The living room was filled with boxes, bulging duffel bags, and piles of books and electronic equipment, along with clusters of potted plants.

“What’s going on here?” I asked, as if reciting a line that had been written for me.

“This is what Tree calls me stealing his car.”

She was wearing a sheer and shimmery green housecoat with nothing underneath. I hadn’t paid close attention at first. When I got there I was still intent on the job.

“I don’t understand,” I said.

“For the past three years he’s paid my rent and left me the Benz to use as my car,” she said. Her tan eyes had turned golden under electric light. “Then his wife threatened to divorce him and he told me to get out and bring his car back to his uptown garage.”

“I see.”

“I have to move, Detective…what’s your name again?”

“Joe.”

When Nathali smiled and shifted her shoulders, the structure of our temporary relationship changed from potential handcuffs to definite bedsheets.

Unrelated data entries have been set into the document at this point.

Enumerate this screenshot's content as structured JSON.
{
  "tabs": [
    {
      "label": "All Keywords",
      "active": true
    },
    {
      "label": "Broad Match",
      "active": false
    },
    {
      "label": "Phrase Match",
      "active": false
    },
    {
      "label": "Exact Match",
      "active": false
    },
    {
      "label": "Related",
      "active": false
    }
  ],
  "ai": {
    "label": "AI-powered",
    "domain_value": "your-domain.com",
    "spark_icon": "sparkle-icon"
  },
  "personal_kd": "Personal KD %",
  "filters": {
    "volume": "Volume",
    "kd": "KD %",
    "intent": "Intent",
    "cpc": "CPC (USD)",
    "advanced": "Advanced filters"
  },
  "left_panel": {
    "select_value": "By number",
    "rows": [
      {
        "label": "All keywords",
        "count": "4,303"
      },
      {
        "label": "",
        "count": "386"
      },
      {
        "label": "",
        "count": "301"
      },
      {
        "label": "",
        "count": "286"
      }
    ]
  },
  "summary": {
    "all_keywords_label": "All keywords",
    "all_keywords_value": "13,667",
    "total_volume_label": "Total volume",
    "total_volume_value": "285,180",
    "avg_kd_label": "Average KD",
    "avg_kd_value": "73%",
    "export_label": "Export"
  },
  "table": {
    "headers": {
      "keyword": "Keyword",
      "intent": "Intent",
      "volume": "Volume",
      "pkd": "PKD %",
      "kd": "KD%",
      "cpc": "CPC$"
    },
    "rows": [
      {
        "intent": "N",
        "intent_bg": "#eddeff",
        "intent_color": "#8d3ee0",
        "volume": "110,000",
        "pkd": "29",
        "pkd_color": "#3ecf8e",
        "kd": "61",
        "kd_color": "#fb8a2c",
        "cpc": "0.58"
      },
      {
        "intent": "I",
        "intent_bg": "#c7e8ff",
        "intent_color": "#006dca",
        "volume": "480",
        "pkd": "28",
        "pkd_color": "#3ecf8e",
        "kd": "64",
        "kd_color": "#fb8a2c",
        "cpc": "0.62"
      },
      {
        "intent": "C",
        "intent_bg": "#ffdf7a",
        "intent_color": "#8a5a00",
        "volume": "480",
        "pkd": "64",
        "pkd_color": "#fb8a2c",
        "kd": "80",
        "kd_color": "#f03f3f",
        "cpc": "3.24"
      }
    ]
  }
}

Nathali was very good in bed. She knew how to kiss and that is the most important thing to me. I need to be kissed and kissed a lot. She intuited this necessity, and we spent the better part of that afternoon and way into the evening discovering new and exciting ways and places to kiss.

She was a victim. I could see that in her eyes, hear it in her deep voice. And the arrest warrant was wrong. A man leaving his car at a girlfriend’s house, a house he paid the rent on, had no expectation of her returning that automobile to his garage.

The next morning I’d make my report…and get back to the docks, where the real crime was happening.



When I opened my eyes, Monica Lars, my wife at the time, was already awake and making breakfast for her and Aja-Denise Oliver—our six-year-old daughter. I awoke to the smell of coffee and the memory of Nathali kissing my spine in a place I could not reach. I’d left her when my shift was over. I’d showered and changed at the station and got home in time for a late supper.